RICHMOND, Va. – So far, 2019 has been a star-crossed year for JR Motorsports driver Justin Allgaier, but, in fact, his run of bad luck started with the NASCAR Xfinity Series Playoffs last year.
Allgaier entered the 2018 postseason on a streak of 14 straight top-10 finishes that included victories at Iowa, Mid-Ohio, Road America and Indianapolis. He was the reigning regular-season champion with a boatload of Playoff points. Then Richmond happened.
With 24 laps left in last season’s opening Playoff race, the driver of the No. 7 JR Motorsports Chevrolet was wiped out when the Fords of Austin Cindric and Cole Custer collided. That accident set the tone for a disappointing postseason.

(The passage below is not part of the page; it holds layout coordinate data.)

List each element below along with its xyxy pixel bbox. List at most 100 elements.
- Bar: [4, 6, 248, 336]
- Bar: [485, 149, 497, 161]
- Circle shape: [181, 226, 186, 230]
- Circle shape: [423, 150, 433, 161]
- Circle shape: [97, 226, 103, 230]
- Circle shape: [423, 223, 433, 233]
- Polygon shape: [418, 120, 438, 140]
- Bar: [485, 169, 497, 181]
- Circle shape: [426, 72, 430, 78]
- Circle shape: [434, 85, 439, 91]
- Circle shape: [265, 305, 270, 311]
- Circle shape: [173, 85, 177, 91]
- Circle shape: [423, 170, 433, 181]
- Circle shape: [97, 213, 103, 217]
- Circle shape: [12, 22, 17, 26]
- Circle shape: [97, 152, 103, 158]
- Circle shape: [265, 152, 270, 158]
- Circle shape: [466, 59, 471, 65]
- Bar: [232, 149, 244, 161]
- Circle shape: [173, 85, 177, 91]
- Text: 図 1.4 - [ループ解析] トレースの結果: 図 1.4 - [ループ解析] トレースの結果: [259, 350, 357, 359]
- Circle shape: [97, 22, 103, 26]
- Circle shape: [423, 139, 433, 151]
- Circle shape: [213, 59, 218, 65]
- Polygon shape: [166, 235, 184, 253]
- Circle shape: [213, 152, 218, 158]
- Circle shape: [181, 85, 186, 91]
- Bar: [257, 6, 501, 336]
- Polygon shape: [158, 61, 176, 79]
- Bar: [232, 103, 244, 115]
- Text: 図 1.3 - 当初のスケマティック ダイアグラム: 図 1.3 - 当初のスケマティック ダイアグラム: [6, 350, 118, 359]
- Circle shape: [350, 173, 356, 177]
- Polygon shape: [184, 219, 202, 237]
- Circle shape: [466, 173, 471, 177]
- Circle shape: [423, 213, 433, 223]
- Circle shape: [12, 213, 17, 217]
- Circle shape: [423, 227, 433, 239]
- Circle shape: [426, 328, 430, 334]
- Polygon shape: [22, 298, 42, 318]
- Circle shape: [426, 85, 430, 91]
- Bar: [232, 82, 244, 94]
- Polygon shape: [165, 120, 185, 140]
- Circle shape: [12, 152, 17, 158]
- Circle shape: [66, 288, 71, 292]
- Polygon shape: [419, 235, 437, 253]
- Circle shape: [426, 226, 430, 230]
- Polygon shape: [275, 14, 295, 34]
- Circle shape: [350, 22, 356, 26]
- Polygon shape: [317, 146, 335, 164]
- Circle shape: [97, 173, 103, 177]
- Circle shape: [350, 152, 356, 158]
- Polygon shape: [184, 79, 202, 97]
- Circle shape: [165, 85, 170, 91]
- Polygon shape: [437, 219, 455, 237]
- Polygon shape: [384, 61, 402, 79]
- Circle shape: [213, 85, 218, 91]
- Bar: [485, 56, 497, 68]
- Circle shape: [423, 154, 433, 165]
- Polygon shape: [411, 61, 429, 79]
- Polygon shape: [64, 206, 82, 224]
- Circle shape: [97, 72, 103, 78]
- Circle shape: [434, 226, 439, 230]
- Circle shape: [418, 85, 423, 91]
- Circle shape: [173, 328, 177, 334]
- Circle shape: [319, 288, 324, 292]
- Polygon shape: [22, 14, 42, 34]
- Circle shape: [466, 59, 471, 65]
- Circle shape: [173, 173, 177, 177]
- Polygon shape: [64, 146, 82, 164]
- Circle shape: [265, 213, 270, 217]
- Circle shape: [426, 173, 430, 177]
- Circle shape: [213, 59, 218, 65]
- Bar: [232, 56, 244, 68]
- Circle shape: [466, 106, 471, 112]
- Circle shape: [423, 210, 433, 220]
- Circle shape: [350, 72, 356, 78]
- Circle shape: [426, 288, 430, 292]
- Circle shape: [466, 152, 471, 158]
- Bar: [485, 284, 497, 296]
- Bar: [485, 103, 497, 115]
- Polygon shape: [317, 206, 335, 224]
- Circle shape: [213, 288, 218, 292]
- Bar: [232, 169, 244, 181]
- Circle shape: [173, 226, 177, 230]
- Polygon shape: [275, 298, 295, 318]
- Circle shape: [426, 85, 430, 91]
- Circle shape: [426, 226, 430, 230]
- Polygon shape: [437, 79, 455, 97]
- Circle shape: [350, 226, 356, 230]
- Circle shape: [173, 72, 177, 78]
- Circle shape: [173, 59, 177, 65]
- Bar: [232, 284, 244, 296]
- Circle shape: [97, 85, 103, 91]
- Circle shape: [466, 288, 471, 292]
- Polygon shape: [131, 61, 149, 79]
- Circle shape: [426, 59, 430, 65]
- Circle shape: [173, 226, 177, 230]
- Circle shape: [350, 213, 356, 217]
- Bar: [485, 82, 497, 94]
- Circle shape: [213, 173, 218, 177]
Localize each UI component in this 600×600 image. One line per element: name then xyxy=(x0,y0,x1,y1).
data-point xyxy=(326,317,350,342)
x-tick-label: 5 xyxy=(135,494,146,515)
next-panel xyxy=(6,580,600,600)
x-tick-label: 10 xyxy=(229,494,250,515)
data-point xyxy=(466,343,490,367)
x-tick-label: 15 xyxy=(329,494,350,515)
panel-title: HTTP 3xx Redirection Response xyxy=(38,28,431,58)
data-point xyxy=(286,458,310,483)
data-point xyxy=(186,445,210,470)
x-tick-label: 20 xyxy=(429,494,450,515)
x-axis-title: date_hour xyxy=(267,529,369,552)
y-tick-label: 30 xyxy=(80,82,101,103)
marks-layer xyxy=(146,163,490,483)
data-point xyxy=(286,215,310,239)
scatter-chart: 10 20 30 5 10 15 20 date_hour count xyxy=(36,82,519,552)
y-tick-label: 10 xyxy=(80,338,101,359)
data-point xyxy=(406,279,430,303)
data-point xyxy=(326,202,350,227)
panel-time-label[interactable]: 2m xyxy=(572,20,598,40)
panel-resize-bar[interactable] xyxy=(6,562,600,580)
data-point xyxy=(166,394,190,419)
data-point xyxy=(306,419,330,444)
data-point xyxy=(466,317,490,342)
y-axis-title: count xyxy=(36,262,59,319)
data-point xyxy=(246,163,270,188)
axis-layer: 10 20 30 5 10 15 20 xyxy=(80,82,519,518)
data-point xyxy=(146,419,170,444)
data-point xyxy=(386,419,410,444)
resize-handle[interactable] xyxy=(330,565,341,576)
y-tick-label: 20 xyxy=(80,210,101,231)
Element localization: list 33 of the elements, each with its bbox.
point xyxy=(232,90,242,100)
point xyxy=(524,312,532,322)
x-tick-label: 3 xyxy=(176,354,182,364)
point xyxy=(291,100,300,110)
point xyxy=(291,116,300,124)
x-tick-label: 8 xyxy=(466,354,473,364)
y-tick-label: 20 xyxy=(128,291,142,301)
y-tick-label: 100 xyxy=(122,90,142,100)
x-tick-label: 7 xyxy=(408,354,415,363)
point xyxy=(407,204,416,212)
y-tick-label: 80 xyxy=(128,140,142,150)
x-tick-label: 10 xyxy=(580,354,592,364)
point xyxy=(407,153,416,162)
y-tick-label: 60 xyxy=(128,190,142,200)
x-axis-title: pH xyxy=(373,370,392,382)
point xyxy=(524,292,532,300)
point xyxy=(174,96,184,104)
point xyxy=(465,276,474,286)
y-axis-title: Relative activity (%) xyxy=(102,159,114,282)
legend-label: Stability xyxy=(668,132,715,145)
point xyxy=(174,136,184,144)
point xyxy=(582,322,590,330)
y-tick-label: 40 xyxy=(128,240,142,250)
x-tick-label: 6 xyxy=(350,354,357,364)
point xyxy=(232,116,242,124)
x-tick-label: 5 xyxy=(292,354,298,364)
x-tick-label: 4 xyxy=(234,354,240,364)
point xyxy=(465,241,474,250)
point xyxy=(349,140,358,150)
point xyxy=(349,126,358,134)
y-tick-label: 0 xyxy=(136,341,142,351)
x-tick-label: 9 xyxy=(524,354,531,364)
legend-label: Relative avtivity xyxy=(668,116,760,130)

Though Allgaier survived the Round of 12, a crash on the first lap at Kansas doomed his prospects of advancing to the Championship 4 race at Homestead-Miami Speedway. And the streak of ill-fortune didn’t end there.
Three crashes and an engine failure led to four DNFs in the first 15 races of 2019. Though five stage wins and top-10 runs in the last 10 races of the regular season have kept Allgaier tied for fifth in the Playoff standings, even though he doesn’t have a victory this year.
And it serves as a confidence boost for the 33-year-old Illinois driver, who feels his team may be peaking at the right time.
“I always tell people, ‘I’d love to say that it can’t get any worse, but I can promise you it can get a lot worse,’” Allgaier said Thursday during NASCAR Xfinity Series Playoff media day interviews at Richmond Raceway. “That being said, the old saying, ‘I’d rather be lucky than good any day’ holds true.
“It’s just been one of those seasons for the record books—not in the way I wanted it to be. Last year was a record-book season for me, five wins, the whole deal. This year it’s been a record book; I’m not sure you could ask for so many different things to go wrong in the course of the season and make it through all of them.
“’Disappointed’ is probably an understatement, that we haven’t been back to Victory Lane, that we haven’t battled it out. But like I said, we’re peaking at the right time.”
And if Allgaier’s luck turns—for the better this time—he’s a leading candidate to join ‘Big 3’ drivers Christopher Bell, Tyler Reddick and Cole Custer in the Championship 4 event.